Comment: Risk-ratings could turn out to be a nightmare
There's plainly a difference of opinion between the Securities and Investments Board (SIB) and the Securities and Futures Authority (SFA) over whether to risk-assess City investment banks and stockbrokers. The SFA sees risk assessment as a way of lightening the regulatory load on low-risk firms with adequate internal controls, allowing scarce resources to be concentrated on the cases that really need it.
By contrast the SFA's parent body, the SIB sees dangers in such an approach. It would clearly be very damaging for any firm to receive an adverse rating. As Andrew Large, the SIB's chairman, has pointed out, the effect might be similar to an adverse credit assessment on a bank, causing a run on deposits. Firms in receipt of a favourable rating, on the other hand, would be tempted to use it as a marketing tool.
The SFA arguably has too much power already. There has been a notable increase in recent years in the volume of complaints among City firms about supposedly oppressive regulation. The introduction of a publicly disclosed rating system would give the SFA the power to play God, to make or break companies and livelihoods. Obviously the City needs to be effectively regulated, but that cannot be right.

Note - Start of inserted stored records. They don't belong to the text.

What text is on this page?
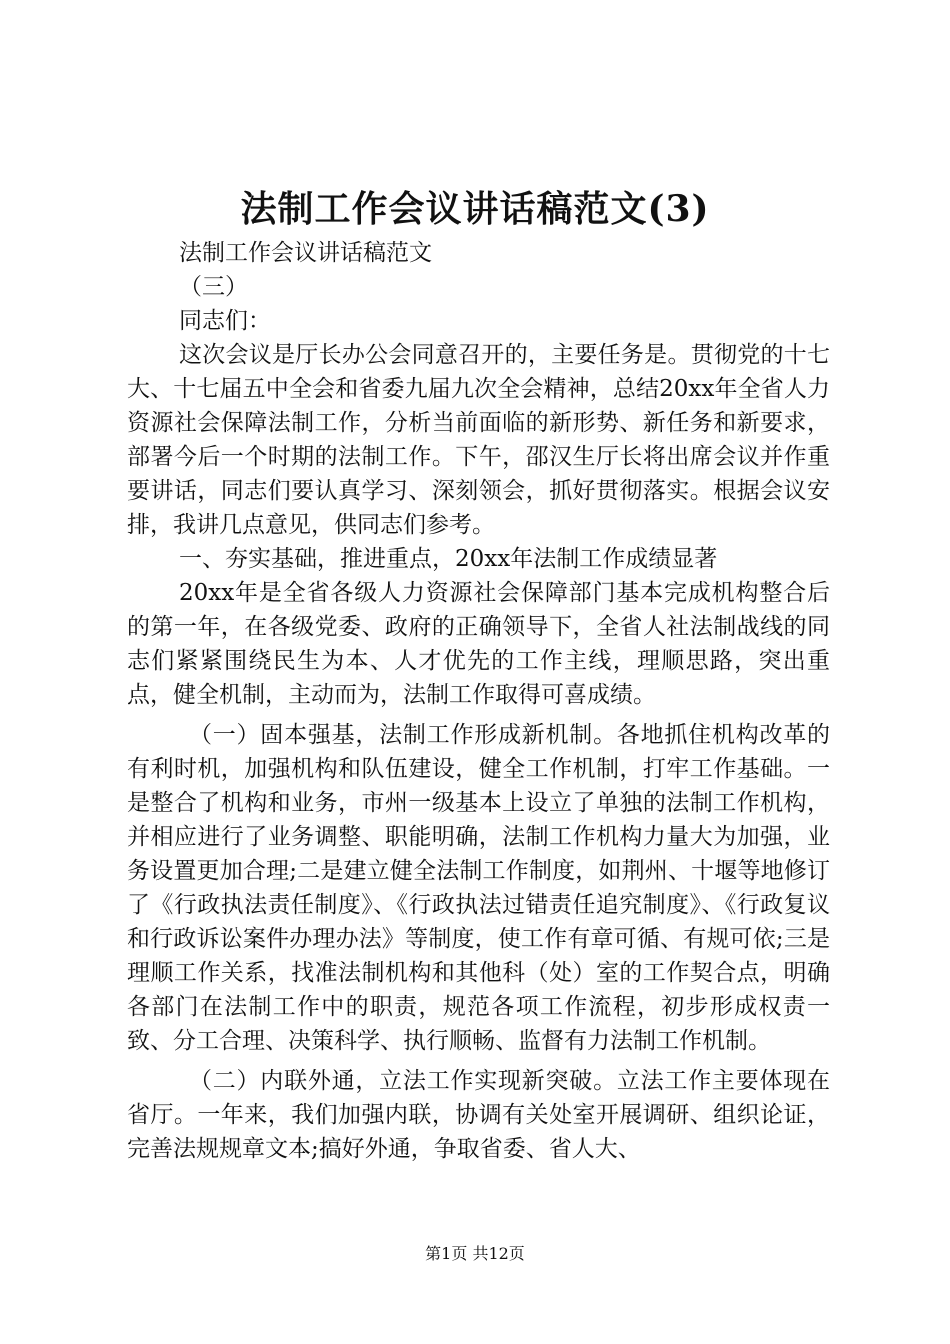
法制工作会议讲话稿范文(3)
法制工作会议讲话稿范文
（三）
同志们：

这次会议是厅长办公会同意召开的，主要任务是。贯彻党的十七大、十七届五中全会和省委九届九次全会精神，总结20xx年全省人力资源社会保障法制工作，分析当前面临的新形势、新任务和新要求，部署今后一个时期的法制工作。下午，邵汉生厅长将出席会议并作重要讲话，同志们要认真学习、深刻领会，抓好贯彻落实。根据会议安排，我讲几点意见，供同志们参考。

一、夯实基础，推进重点，20xx年法制工作成绩显著

20xx年是全省各级人力资源社会保障部门基本完成机构整合后的第一年，在各级党委、政府的正确领导下，全省人社法制战线的同志们紧紧围绕民生为本、人才优先的工作主线，理顺思路，突出重点，健全机制，主动而为，法制工作取得可喜成绩。

（一）固本强基，法制工作形成新机制。各地抓住机构改革的有利时机，加强机构和队伍建设，健全工作机制，打牢工作基础。一是整合了机构和业务，市州一级基本上设立了单独的法制工作机构，并相应进行了业务调整、职能明确，法制工作机构力量大为加强，业务设置更加合理;二是建立健全法制工作制度，如荆州、十堰等地修订了《行政执法责任制度》、《行政执法过错责任追究制度》、《行政复议和行政诉讼案件办理办法》等制度，使工作有章可循、有规可依;三是理顺工作关系，找准法制机构和其他科（处）室的工作契合点，明确各部门在法制工作中的职责，规范各项工作流程，初步形成权责一致、分工合理、决策科学、执行顺畅、监督有力法制工作机制。

（二）内联外通，立法工作实现新突破。立法工作主要体现在省厅。一年来，我们加强内联，协调有关处室开展调研、组织论证，完善法规规章文本;搞好外通，争取省委、省人大、

第1页 共12页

The SFA is already far too commonly used as a competitive tool in the City. If you don't like what your rival is doing, it is all too easy to stop it with a call to the SFA. Quite frequently the effect is to stifle perfectly legitimate innovation. The imposition of a rating system would be a much more sinister development, for it should be customers and clients, not big-brother regulators, who decide on whether a company is worth doing business with. What are the criteria the SFA is planning to use, and will there be channels of appeal? The whole thing sounds like a nightmare, and in truth is unlikely to be of much assistance to anyone.